TBF it doesn't. From the 10,000 metre perspective the TPM chip provides a set of one-way alterable registers. The BIOS sets these registers to one value on boot and the Ring 0 kernel sets them once more. The 'setting operation' is a hash with the previous values done in such a way so as to ensure that a particular value must have come from a particular BIOS/kernel combination. The kernel can, of course, refuse to run if it was launched from the wrong BIOS and applications can refuse to run if they are on the wrong kernel.
Getting OS X's kernel to boot would be fairly straight-forward. Either a) modify the BIOS so it sets the registers correctly or b) modify the kernel. Option b) is probably easiest in this case because the OS X kernel can
be replaced with your own compiled Darwin kernel.
What would be a problem is if, for example, the Window Server refused to run on anything other than the OS X kernel. This would be somewhat troublesome since each OS X update that updated the kernel would also now have to update this server. All in all I find it unlikely that Apple would go down that route.
Finally we come to applications like iTunes. What Apple could
do is ensure that the audio driver is the OS X supplied one and not one that could, for example, allow one to rip the audio stream directly. This is a bit pointless however as there are solutions to avoid music copying less tied into the hardware.

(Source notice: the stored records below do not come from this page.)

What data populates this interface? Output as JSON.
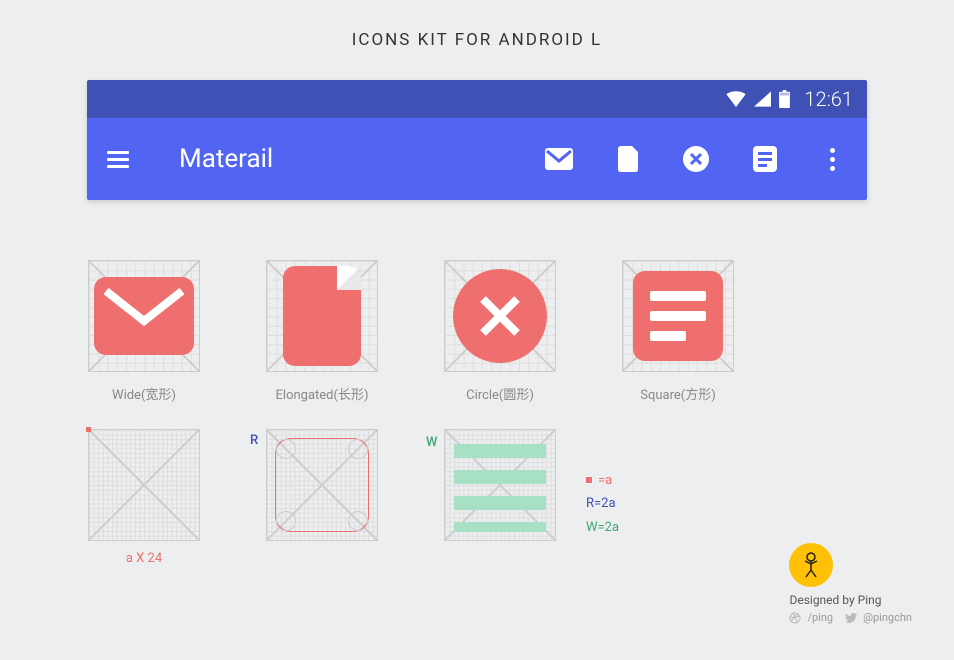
{
  "title": "ICONS KIT FOR ANDROID L",
  "status": {
    "time": "12:61"
  },
  "appbar": {
    "title": "Materail",
    "menu_icon": "hamburger",
    "action_icons": [
      "mail",
      "file",
      "close-circle",
      "list-document"
    ],
    "overflow": "dots-vertical"
  },
  "specimens": [
    {
      "shape": "wide",
      "label": "Wide(宽形)"
    },
    {
      "shape": "elongated",
      "label": "Elongated(长形)"
    },
    {
      "shape": "circle",
      "label": "Circle(圆形)"
    },
    {
      "shape": "square",
      "label": "Square(方形)"
    }
  ],
  "grids": {
    "a_label": "a X 24",
    "r_marker": "R",
    "w_marker": "W"
  },
  "legend": {
    "a": "=a",
    "r": "R=2a",
    "w": "W=2a"
  },
  "credit": {
    "by": "Designed by Ping",
    "dribbble": "/ping",
    "twitter": "@pingchn"
  },
  "colors": {
    "red": "#ef6f6f",
    "blue": "#3f51b5",
    "green": "#3fa86f",
    "appbar": "#5165f2"
  }
}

In reality what is likely to happen is that Apple will build into, e.g. iTunes the ability to provided DRM'd music which can only
be unlocked on your particular machine (although I home there would be a mechanism to deal with upgrades).
In conclusion adding TPM support to an OS still makes it non-trivial to cryptographically restrict which machines it can run on unless you want to lock down all kernel code so it never changes (something which could be possible on Windows machines since the kernel there is rarely modified).
 Along with some crypto, signing, and protected memory areas.
 On the x86 architecture there are several 'rings' which give progressively more access to the bare metal. Kernels usually run in ring 0 which give them complete access to memory, etc. User-space apps (like web-browsers) run in higher rings which implement memory protection, etc so your browser can't scribble all over your word-processors memory.